No sooner had I built several sites with hand-crafted PHP classic themes than — boom — the new Gutenberg Full-Site editor appeared. Did I really need to learn this? And what to do with all my nicely tweaked CSS?

Well, of course I did. After watching several of the encouraging YouTube videos by Jamie Marsland, I exported a site to my local machine and went with the Blockbase theme as a started in WordPress 6.0.

Groups. Who knew?

I had a beginner’s notion of the “Group” block — I saw it appearing now and then when looking at the Blocks list. What I didn’t know is that they get to have more style settings than blocks. For instance, I had a dark blue background and white text in my footer, but how to change the color of the links? The friendly Blockbase support person showed me where it was hiding behind three dots in the text settings of the group block.

The Hidden Customizer is your friend

You will notice there is no link to use the theme customizer in Blockbase — but it is still there! You can go to wp-admin/customize.php and get access to its ability to enter Additional CSS. This is very handy if you’ve added css for things like different colorful borders, etc. The effect of the CSS shows up in the Customizer window and the life site but not in the Gutenberg editor (annoyingly).

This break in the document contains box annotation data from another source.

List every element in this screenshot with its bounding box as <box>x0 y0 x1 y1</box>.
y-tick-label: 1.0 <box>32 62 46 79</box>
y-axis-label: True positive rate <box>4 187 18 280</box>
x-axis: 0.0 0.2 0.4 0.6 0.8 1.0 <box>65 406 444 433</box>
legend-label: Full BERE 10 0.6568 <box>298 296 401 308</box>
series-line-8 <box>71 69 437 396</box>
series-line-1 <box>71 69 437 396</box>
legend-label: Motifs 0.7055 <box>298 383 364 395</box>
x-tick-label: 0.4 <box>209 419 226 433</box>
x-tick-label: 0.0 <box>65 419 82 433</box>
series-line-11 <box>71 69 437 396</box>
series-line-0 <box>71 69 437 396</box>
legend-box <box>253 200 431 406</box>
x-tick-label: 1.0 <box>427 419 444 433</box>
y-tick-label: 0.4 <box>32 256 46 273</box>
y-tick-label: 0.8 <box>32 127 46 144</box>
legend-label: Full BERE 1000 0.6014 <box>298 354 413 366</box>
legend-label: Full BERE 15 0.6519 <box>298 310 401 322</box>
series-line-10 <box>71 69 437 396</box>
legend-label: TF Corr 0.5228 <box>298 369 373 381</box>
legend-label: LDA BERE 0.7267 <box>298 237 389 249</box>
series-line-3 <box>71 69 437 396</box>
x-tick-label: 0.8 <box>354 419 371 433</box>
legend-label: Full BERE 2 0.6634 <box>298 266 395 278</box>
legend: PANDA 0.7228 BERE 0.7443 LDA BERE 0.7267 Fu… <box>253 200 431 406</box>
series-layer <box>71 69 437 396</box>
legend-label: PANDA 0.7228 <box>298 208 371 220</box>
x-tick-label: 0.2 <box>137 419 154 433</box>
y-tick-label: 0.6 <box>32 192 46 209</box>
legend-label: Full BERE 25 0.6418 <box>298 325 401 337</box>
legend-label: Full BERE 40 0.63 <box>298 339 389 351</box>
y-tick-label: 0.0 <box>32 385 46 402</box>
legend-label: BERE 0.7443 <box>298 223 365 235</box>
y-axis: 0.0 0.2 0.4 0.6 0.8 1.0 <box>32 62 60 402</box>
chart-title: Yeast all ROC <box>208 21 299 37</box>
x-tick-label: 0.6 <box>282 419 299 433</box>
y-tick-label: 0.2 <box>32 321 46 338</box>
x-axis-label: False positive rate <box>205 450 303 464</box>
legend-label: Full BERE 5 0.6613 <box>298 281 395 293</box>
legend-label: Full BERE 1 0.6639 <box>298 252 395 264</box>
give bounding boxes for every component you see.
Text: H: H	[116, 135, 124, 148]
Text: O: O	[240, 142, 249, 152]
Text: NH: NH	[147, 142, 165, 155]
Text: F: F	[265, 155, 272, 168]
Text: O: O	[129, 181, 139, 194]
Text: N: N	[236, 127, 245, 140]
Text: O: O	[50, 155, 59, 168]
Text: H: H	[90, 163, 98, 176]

Exporting a theme, but not settings

One thing I had to get my head around was that while you can create new templates and export the theme to import into your live site, you won’t get any of the block or site settings — those go into the database, not the theme package. So, while my local installation was nice for learning, in my case when I went to my live site, I could have just started with a fresh copy of Blockbase and repeated the steps to set up the header, footer and even the site-wide custom colors.

If I had frozen the database itself, I could have exported and imported it with all those settings, but I’m pretty sure the contents in the live site had changed since my experiment. The nice thing about Blockbase is that I could accept a lot of its defaults. The Site Editor settings apply so quickly, it was not a problem really.

Changing page and post widths

I think the single most import thing that wasn’t obvious to me was how to change widths. Post Content is a block in the Single Post template. When you edit it, you see

The default width in Blockbase is quite narrow in desktop mode. Clicking the “inherit” button off reveals how to change the settings, which I changed to 900px

Cutting and Pasting Blocks

With 6.0 you can cut and paste multiple blocks, and I was hoping I could do that with the site editor open in both the local and live site — but that did not seem to work, even with individual blocks. I could cut and paste text but not blocks. If someone know how to do it, I’ll update this page.

Remaining Annoyances

The biggest annoyance I believe people are finding with FSE is that the Gutenberg editor has a width of 620px even on pages set to be wide or full width. Hopefully they will fix this in 6.1!

Wanted: an FSE Cheat Sheet

The documentation of Full-Site Editing on Wordpress.org is very thorough and seems to be nicely up to date, but it really forces you to learn things in depth using their pedagogy. Personally, I prefer a cheat sheet which I hope somebody other than me will create.